Virago Modern Classic #312
Brother Jacob is George Eliot’s shortest and most obscure work.
I’m pleased that Virago reissued it back in the day – if they hadn’t it probably would have passed me by.
My edition runs to just 74 pages, but it contains a fable, a morality tale in four acts:
On a visit to town young David Faux sees a high class confectioner’s shop. It leads him to believe that confectioners must be the happiest and most popular of tradesmen, and so when it comes to the time for him to take up a trade he becomes a confectionery. But when David finds that the realitly of life as a confectioner has more work and less status than he imagined, he decides that his future lies elsewhere.
The prose in this section is rich and lovely. George Eliot must have had a sweet tooth! But David’s discontent stops things getting sickly and sets the real story in motion.
David decides that his future lies in the West Indies, But how does he get there? Easy! He tricks his slow-witted brother Jacob so that he can steal his mother’s life savings. And then, of course, he vanishes.
A swift change to a much darker style and tone. Interesting, well executed and things play out well. But not so easy to engage. David is unpleasant and Jacob is dull. No heroes here!
Some years later and some miles away a new confectioner’s shop opens. The proprietor, Edward Freely, establishes himself in society and is clearly set to make a great match with the local squire’s daughter.

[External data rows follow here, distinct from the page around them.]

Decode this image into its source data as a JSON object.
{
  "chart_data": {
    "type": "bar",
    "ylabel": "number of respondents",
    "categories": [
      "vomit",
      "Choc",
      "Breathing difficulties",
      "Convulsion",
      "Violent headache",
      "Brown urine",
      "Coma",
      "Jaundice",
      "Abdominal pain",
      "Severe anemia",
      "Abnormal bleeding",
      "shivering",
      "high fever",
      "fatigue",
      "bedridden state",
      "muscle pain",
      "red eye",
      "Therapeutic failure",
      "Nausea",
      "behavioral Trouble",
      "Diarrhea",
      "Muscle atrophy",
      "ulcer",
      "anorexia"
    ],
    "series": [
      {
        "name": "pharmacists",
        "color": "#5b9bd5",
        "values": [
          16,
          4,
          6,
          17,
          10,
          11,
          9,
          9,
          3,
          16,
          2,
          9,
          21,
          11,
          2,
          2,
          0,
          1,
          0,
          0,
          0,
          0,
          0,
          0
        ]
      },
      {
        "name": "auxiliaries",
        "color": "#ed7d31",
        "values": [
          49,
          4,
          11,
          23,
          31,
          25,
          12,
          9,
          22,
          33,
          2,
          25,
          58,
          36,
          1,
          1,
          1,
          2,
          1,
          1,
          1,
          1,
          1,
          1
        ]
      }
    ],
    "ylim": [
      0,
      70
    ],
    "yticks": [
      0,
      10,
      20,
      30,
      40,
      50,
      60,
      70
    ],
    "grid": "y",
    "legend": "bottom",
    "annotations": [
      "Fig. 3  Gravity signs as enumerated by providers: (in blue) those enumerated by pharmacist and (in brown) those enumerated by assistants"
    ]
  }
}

A lovely portrait of a community. Of course, with the short format, it is reasonably clear who Edward Freely must be and what is likely to happen next. After all, the title is “Brother Jacob”.
Sure enough, Jacob arrives. He, quite disingenuously, identifies the confectioner as his brother David Faux. Not a gentleman merchant, but a working class thief and cheat. The confectioner disappears, never to be heard from again.
A tidy ending, but a little downbeat.
Brother Jacob has a few flaws common in short works. There is little room for character development and the story quickly becomes predictable. But it is engaging and very readable.
The core idea wouldn’t have been enough to sustain a novel, but does provide a sound basis for this little volume.
Not essential, but very interesting.